Berdasarkan hasil pencermatan sementara itulah, Soni berpendapat bahwa masing-masing dari dua daerah punya skala atau intensitas sendiri dalam melaksanakan Pilkada Serentak. Dikhawatirkan, dipilihnya Sulsel sebagai ikon pelaksanaan pilkada aman, tentram dan damai di Indonesia, sewaktu-waktu bisa berubah apabila tak ada kewaspadaan pada dua daerah tersebut.

"Soal siapa yang menang dan siapa yang kalah, itu hal biasa dalam pilkada. Buat kami siapapun yang menang, itulah pilihan rakyat. Yang terpenting adalah pilkada berjalan aman, nyaman dan damai. Itu yang mendasar," tegas Soni.

Hal itupun diakui Soni menjadi pembahasan serius dalam rapat terbatas bersama Forum Koordinasi Pimpinan Daerah (Forkopimda). Rapat digelar di rumah jabatannya (Rujab) Gubernur Sulsel, Jalan Jendral Sudirman, Selasa (15/5) kemarin.

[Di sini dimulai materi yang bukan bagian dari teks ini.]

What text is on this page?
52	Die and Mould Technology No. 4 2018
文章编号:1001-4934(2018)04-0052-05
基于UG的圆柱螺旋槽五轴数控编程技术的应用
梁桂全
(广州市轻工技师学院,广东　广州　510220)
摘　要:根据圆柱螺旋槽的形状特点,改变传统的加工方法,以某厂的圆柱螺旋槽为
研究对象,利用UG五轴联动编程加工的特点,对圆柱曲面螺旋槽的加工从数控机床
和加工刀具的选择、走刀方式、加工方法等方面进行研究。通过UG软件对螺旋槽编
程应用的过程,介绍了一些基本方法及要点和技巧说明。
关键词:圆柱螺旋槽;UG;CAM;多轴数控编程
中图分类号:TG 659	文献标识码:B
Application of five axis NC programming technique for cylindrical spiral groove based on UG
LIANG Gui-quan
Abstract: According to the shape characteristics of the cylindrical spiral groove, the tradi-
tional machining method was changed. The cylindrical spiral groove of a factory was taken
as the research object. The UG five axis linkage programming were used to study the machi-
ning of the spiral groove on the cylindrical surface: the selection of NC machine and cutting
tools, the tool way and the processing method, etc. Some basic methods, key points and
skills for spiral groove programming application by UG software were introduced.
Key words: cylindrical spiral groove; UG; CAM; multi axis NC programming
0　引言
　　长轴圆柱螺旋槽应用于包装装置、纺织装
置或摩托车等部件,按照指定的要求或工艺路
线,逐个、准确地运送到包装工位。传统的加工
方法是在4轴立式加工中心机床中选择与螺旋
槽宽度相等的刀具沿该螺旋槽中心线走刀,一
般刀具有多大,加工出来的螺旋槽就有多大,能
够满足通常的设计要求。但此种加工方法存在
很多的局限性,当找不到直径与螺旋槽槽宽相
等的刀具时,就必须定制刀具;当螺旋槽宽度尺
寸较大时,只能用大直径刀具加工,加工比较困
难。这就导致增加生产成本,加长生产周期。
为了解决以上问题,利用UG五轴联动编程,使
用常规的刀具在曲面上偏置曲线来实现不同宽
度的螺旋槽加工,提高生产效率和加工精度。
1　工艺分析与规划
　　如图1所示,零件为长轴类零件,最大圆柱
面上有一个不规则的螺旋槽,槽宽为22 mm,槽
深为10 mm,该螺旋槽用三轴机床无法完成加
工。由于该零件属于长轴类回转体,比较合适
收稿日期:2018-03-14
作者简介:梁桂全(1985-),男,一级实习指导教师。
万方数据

Berdasarkan kesepakatan dan kesimpulan dalam rapat, kedua daerah ini mesti ditingkatkan pengawasan dan pengamanannya lebih ekstra demi berjalannya pelaksanaan pilkada damai. Sementara untuk beberapa kabupaten lain yang juga ikut melaksakan Pilkada Serentak juga tak luput dari perhatian. Namun untuk status kondusifitas, sejumlah daerah itu ada di luar zona waspada.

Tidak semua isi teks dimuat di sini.